Charity in the Age of Trump

Charity in the Age of Trump January 24, 2017

To start, we have to consider the “hermeneutics of suspicion,” a term coined by literary theorist (and Christian) Paul Ricœur. In essence, it means not taking the superficial meaning of a text or person for granted. Something else must be at play. Trump’s similarities with Putin must mean he’s a puppet. Those small hands suggest a small something else, an inadequacy that can be overcome only by holding power. Hillary Clinton’s exhaustion must mean she’s ill and unfit to lead.

It’s a way of uncharitably reading the world, the culturally-salient version of “trust no one.” Its converse is a “hermeneutics of faith,” a certain willingness to believe, a gut reaction of, not disagreement, but hope. It’s a way of charitably reading the world.

That may sound a bit naïve. It’s bound to in our society. It’s the way simple folk think, those who don’t recognize just how depraved the world is. I, however, disagree. Having endured chronic illness and the early death of a parent, I am well aware that the world is not fair, that most people are not being totally honest most of the time. And yet, suspicion does nothing but breed more suspicion. What of childlike innocence?

At that time the disciples approached Jesus and said, “Who is the greatest in the kingdom of heaven?” He called a child over, placed it in their midst, and said, “Amen, I say to you, unless you turn and become like children, you will not enter the kingdom of heaven. Whoever humbles himself like this child is the greatest in the kingdom of heaven. And whoever receives one child such as this in my name receives me. (Matthew 18:1-5)

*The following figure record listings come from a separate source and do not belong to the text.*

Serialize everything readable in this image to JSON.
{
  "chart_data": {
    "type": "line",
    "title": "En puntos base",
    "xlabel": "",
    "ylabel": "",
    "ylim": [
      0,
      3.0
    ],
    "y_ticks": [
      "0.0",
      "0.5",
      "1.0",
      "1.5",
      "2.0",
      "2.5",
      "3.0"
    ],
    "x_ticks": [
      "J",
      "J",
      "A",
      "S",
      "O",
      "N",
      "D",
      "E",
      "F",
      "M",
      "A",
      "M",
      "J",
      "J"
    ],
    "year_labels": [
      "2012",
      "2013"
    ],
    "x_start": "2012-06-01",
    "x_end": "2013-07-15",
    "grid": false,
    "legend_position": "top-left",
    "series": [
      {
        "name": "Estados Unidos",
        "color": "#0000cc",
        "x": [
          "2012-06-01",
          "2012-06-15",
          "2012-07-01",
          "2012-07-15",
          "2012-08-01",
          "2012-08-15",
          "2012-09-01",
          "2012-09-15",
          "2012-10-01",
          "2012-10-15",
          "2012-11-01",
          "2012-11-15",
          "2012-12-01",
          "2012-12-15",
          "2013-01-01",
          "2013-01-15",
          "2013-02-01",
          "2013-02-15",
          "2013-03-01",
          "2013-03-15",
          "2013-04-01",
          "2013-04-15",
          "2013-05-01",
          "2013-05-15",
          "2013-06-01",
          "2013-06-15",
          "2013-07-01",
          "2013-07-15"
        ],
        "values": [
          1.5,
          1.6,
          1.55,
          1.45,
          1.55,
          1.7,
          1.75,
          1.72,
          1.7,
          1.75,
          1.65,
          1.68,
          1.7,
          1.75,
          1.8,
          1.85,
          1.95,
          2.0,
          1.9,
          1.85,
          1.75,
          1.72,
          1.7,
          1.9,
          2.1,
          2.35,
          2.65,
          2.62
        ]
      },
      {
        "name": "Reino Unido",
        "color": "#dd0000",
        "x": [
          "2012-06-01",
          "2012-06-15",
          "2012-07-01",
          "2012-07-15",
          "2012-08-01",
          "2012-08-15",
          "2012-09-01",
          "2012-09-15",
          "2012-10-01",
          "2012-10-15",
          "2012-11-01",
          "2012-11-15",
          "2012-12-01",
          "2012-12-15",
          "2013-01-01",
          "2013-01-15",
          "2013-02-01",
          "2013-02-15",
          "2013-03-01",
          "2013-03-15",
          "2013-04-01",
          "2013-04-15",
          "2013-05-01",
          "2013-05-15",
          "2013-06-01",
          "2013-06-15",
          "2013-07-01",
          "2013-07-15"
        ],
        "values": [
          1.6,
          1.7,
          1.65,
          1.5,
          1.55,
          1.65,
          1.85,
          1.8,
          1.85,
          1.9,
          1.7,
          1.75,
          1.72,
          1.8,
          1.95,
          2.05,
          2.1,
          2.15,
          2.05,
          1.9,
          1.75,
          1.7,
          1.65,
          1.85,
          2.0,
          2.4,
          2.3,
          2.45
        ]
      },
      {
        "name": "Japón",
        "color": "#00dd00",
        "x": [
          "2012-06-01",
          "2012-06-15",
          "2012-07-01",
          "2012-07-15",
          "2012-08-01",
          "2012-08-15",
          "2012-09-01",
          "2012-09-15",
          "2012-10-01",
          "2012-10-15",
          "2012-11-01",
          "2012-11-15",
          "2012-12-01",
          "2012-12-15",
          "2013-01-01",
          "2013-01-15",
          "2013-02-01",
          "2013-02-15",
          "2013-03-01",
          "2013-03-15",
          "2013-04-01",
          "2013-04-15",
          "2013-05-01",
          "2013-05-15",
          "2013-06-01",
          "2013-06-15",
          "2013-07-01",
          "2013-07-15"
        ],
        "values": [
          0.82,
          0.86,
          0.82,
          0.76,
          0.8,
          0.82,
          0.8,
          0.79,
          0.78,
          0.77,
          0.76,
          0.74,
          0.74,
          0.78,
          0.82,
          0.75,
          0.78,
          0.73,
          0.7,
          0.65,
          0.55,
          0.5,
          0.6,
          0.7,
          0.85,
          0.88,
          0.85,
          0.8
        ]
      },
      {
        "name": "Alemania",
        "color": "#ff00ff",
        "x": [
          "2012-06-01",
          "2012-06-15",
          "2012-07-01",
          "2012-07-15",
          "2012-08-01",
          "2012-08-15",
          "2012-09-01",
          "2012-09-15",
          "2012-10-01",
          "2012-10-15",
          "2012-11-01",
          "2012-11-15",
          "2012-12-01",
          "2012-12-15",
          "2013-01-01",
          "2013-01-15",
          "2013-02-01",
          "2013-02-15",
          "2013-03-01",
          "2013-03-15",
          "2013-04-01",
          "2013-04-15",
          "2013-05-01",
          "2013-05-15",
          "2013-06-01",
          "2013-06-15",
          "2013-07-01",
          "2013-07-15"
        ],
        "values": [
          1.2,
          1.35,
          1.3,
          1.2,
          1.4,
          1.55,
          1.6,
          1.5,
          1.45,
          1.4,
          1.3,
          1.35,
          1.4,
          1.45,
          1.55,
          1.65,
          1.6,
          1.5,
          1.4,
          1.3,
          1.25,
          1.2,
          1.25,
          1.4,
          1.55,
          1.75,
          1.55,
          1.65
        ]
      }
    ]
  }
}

Will we be the unforgiving servant or the obedient child of Christ? When we see news will we immediately assume it validates our narrative or will we wait for the emergence of more facts? Will we hear what we want or will charity live in our ears and on our tongues?

Some of you may recall that I put up a very emotional piece a few months back. It involved some very difficult admissions. To this day, if you look at the comments or find postings about in online, you’ll find people who have chosen to ignore my account of what happened; they have labelled me a naïve fool, obviously repressed and romantically incapable. Never mind my pre- (and post-) conversion history of sins, my past relationships, or my detailed account of how what happened happened. No. The narrative must be kept intact.

I do not have anger at such people, but after experiencing what suspicion can do to a person enduring emotional difficulties and seeing how it has utterly transformed our politics (let alone our culture!), I cannot help but desire to check the tendency in myself.

I refuse to turn everyone into an enemy; I refuse to seek confirmation (the irony of the hermeneutic of suspicion!) in everything I see and read.

Such suspicion is a form of narcissism. It exalts itself from an ironic distance. But to turn the question back on such un-charity, I cannot help but ask: might the only persons worthy of our constant scrutiny be ourselves? Is it not as Simone Weil has written?

We have to turn all our disgust into a disgust for ourselves.